2. The servo adjustment system according to claim 1, characterized in that the lifting servo (600) comprises at least three lifting assemblies, the lifting assemblies comprising articulation balls (650), the lifting moving plate (300) being mounted on at least three of the articulation balls (650).

3. The servo adjustment system according to claim 2, wherein the bottom end surface of the lifting moving plate (300) is provided with a plurality of positioning grooves, and a plurality of positioning grooves are matched with a plurality of hinge balls (650) in a one-to-one correspondence.
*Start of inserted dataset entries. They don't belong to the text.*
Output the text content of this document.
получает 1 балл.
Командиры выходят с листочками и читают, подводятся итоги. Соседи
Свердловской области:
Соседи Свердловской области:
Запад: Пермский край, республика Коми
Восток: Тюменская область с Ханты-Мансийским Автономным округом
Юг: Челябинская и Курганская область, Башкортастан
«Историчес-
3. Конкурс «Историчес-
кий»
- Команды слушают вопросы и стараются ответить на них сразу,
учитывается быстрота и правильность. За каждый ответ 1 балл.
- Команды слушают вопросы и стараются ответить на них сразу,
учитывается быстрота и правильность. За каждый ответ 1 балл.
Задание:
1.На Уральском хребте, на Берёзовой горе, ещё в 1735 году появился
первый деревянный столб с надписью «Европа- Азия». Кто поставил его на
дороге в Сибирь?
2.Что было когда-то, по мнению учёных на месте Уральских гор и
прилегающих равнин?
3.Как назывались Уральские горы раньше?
4. The servo adjustment system of claim 2, wherein the lift assembly further comprises a lift servo motor (610), a lift screw nut assembly (620), a horizontal motion wedge (630), and a vertical motion wedge (640);

the lifting servo motor (610) is mounted on the rotating plate (200), an output shaft of the lifting servo motor (610) is fixedly connected with a screw of the lifting screw nut assembly (620), a nut of the lifting screw nut assembly (620) is fixedly connected with the horizontal movement wedge block (630), an inclined plane of the vertical movement wedge block (640) is opposite to an inclined plane of the horizontal movement wedge block (630) up and down, and when the lifting servo motor (610) rotates along a first direction, the horizontal movement wedge block (630) pushes the vertical movement wedge block (640) to ascend; the articulation ball (650) is disposed on top of the vertically moving wedge (640).

5. A servo adjustment system according to claim 3, characterized in that the lifting assembly further comprises a vertical guide assembly (670), the vertical guide assembly (670) comprising at least one vertical guide rail fixedly arranged to the rotating plate (200); the vertical movement wedge block (640) is provided with at least one sliding groove, and the sliding groove is correspondingly matched and spliced with the vertical guide rail.
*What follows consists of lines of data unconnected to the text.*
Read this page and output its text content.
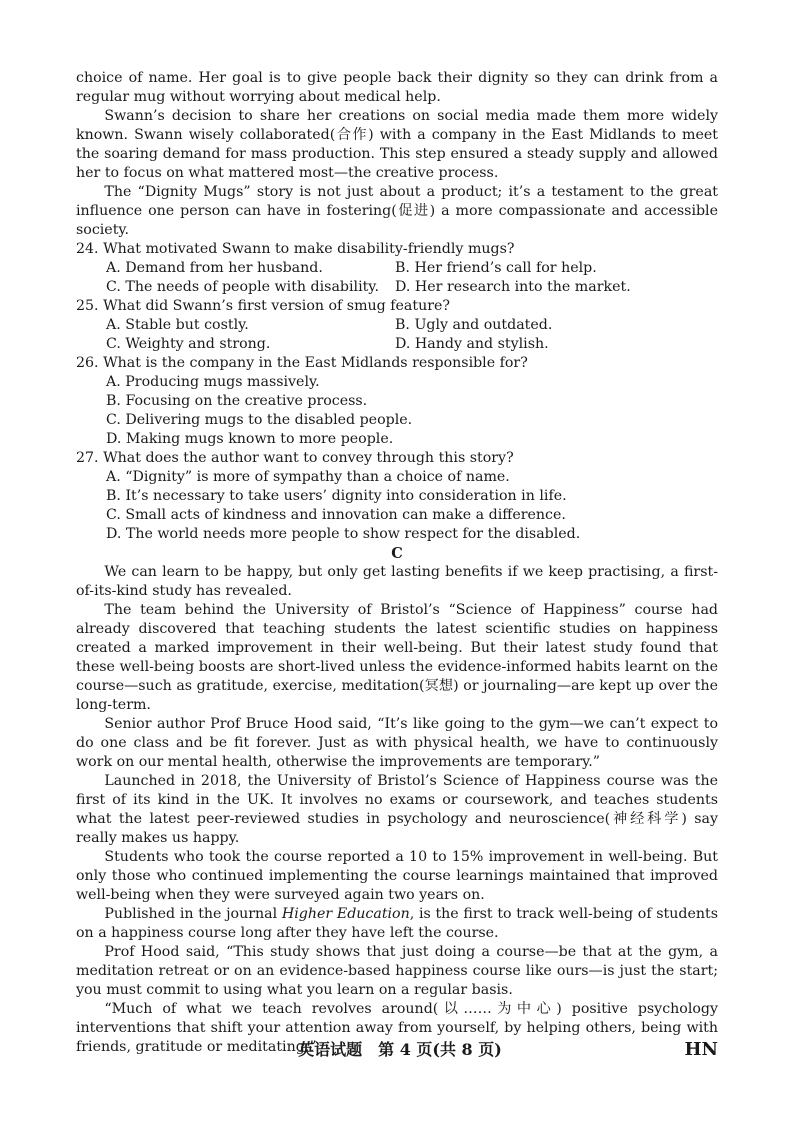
choice of name. Her goal is to give people back their dignity so they can drink from a regular mug without worrying about medical help.

Swann’s decision to share her creations on social media made them more widely known. Swann wisely collaborated(合作) with a company in the East Midlands to meet the soaring demand for mass production. This step ensured a steady supply and allowed her to focus on what mattered most—the creative process.

The “Dignity Mugs” story is not just about a product; it’s a testament to the great influence one person can have in fostering(促进) a more compassionate and accessible society.

24. What motivated Swann to make disability-friendly mugs?

A. Demand from her husband.	B. Her friend’s call for help.
C. The needs of people with disability.	D. Her research into the market.

25. What did Swann’s first version of smug feature?

A. Stable but costly.	B. Ugly and outdated.
C. Weighty and strong.	D. Handy and stylish.

26. What is the company in the East Midlands responsible for?

A. Producing mugs massively.
B. Focusing on the creative process.
C. Delivering mugs to the disabled people.
D. Making mugs known to more people.

27. What does the author want to convey through this story?

A. “Dignity” is more of sympathy than a choice of name.
B. It’s necessary to take users’ dignity into consideration in life.
C. Small acts of kindness and innovation can make a difference.
D. The world needs more people to show respect for the disabled.

C

We can learn to be happy, but only get lasting benefits if we keep practising, a first-of-its-kind study has revealed.

The team behind the University of Bristol’s “Science of Happiness” course had already discovered that teaching students the latest scientific studies on happiness created a marked improvement in their well-being. But their latest study found that these well-being boosts are short-lived unless the evidence-informed habits learnt on the course—such as gratitude, exercise, meditation(冥想) or journaling—are kept up over the long-term.

Senior author Prof Bruce Hood said, “It’s like going to the gym—we can’t expect to do one class and be fit forever. Just as with physical health, we have to continuously work on our mental health, otherwise the improvements are temporary.”

Launched in 2018, the University of Bristol’s Science of Happiness course was the first of its kind in the UK. It involves no exams or coursework, and teaches students what the latest peer-reviewed studies in psychology and neuroscience(神经科学) say really makes us happy.

Students who took the course reported a 10 to 15% improvement in well-being. But only those who continued implementing the course learnings maintained that improved well-being when they were surveyed again two years on.

Published in the journal Higher Education, is the first to track well-being of students on a happiness course long after they have left the course.

Prof Hood said, “This study shows that just doing a course—be that at the gym, a meditation retreat or on an evidence-based happiness course like ours—is just the start; you must commit to using what you learn on a regular basis.

“Much of what we teach revolves around(以……为中心) positive psychology interventions that shift your attention away from yourself, by helping others, being with friends, gratitude or meditating.”

英语试题　第 4 页(共 8 页)	HN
6. A servo-regulation system according to claim 3, wherein the number of lifting assemblies is three, the three groups of lifting assemblies being distributed at least on both sides of the lifting moving plate (300).

7. The servo adjustment system according to any one of claims 1-6, characterized in that the rotary servo (400) comprises an arcuate guide rail assembly (450), the arcuate guide rail assembly (450) being arranged between the base plate (100) and the rotary motion plate (200);

the rotary servo mechanism (400) further comprises a rotary servo motor (410), a rotary screw nut assembly (420) and a rotary ejector rod (430), an output shaft of the rotary servo motor (410) is fixedly connected with a screw in the rotary screw nut assembly (420), and a nut in the rotary screw nut assembly (420) is fixedly connected with the rotary ejector rod (430);

when the rotary servo motor (410) rotates along the first direction, the rotary ejector rod (430) can be driven to push the rotary moving plate (200) to rotate by taking the central shaft of the arc-shaped guide rail assembly (450) as an axis.
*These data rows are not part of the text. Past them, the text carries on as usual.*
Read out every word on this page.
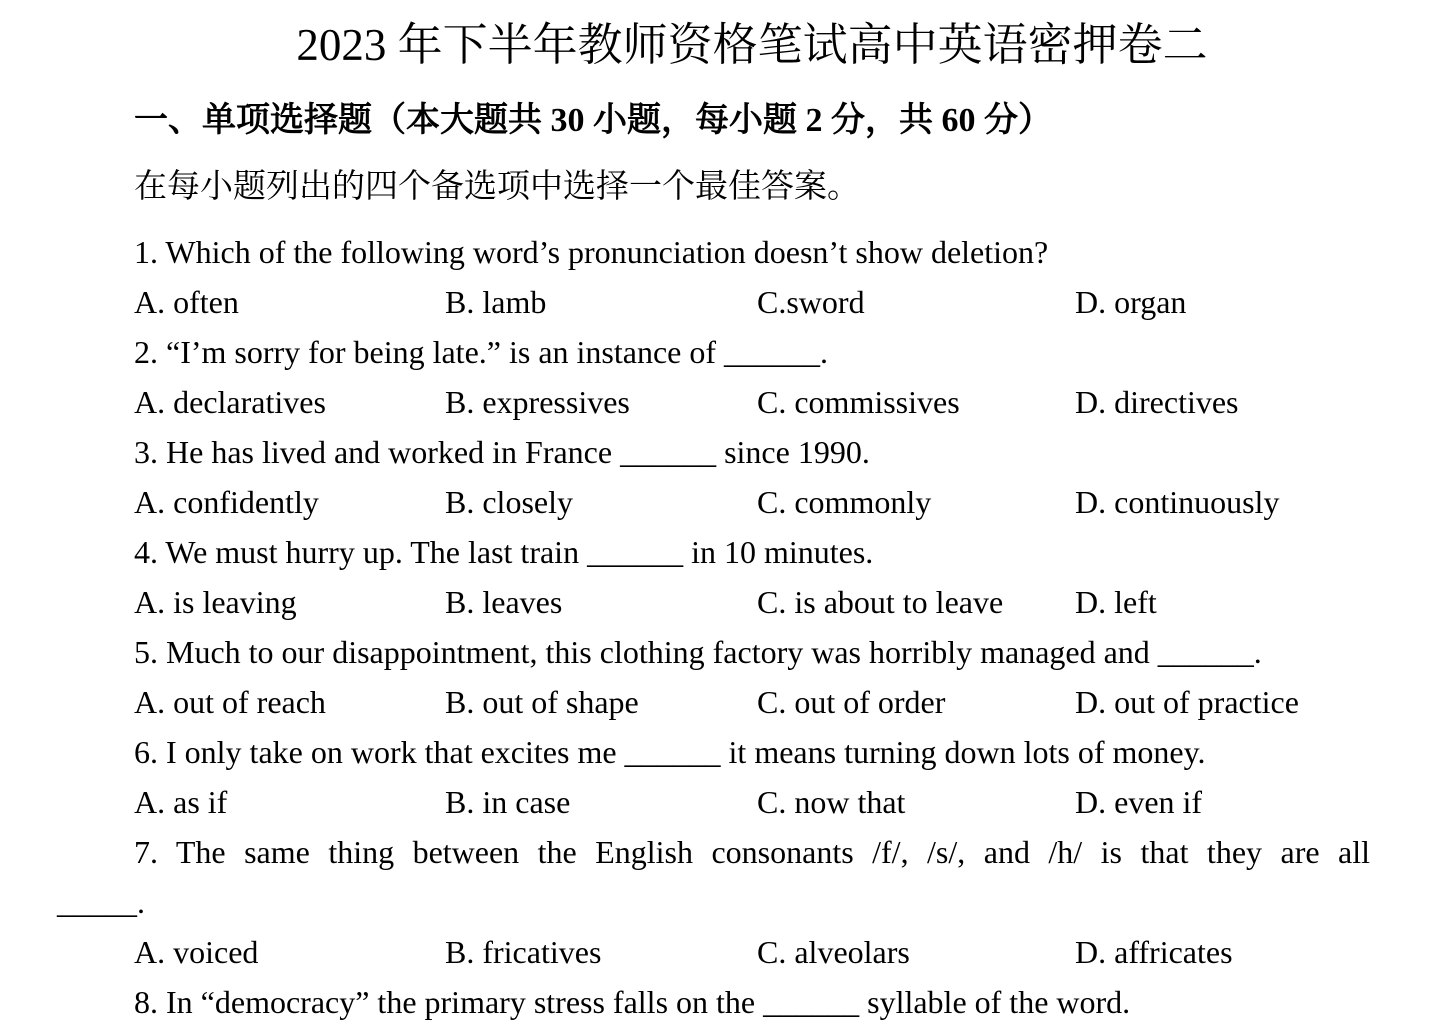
2023 年下半年教师资格笔试高中英语密押卷二
一、单项选择题（本大题共 30 小题，每小题 2 分，共 60 分）

在每小题列出的四个备选项中选择一个最佳答案。

1. Which of the following word’s pronunciation doesn’t show deletion?
A. often	B. lamb	C.sword	D. organ
2. “I’m sorry for being late.” is an instance of ______.
A. declaratives	B. expressives	C. commissives	D. directives
3. He has lived and worked in France ______ since 1990.
A. confidently	B. closely	C. commonly	D. continuously
4. We must hurry up. The last train ______ in 10 minutes.
A. is leaving	B. leaves	C. is about to leave	D. left
5. Much to our disappointment, this clothing factory was horribly managed and ______.
A. out of reach	B. out of shape	C. out of order	D. out of practice
6. I only take on work that excites me ______ it means turning down lots of money.
A. as if	B. in case	C. now that	D. even if
7. The same thing between the English consonants /f/, /s/, and /h/ is that they are all
_____.
A. voiced	B. fricatives	C. alveolars	D. affricates
8. In “democracy” the primary stress falls on the ______ syllable of the word.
8. The servo-regulation system of claim 7, wherein the number of arcuate guide rail assemblies (450) is two, and wherein two sets of arcuate guide rail assemblies (450) are coaxially disposed.

9. The servo adjustment system according to claim 7, characterized in that the servo adjustment system further comprises a return spring (500), one end of the return spring (500) being connected to the base plate (100) and the other end being connected to the rotating plate (200);

when the rotary servo motor (410) rotates in the first direction, the rotary moving plate (200) overcomes the elastic force of the return spring (500) and rotates; when the rotary servo motor (410) rotates in a second direction, the return spring (500) returns the rotary moving plate (200), the second direction being opposite to the first direction.

10. The servo adjustment system according to claim 9, wherein the number of the return springs (500) is two, the two return springs (500) are arranged along a diagonal line of the rotary motion plate (200), and the return springs (500) are elongated when the rotary jack (430) pushes the rotary motion plate (200) to rotate.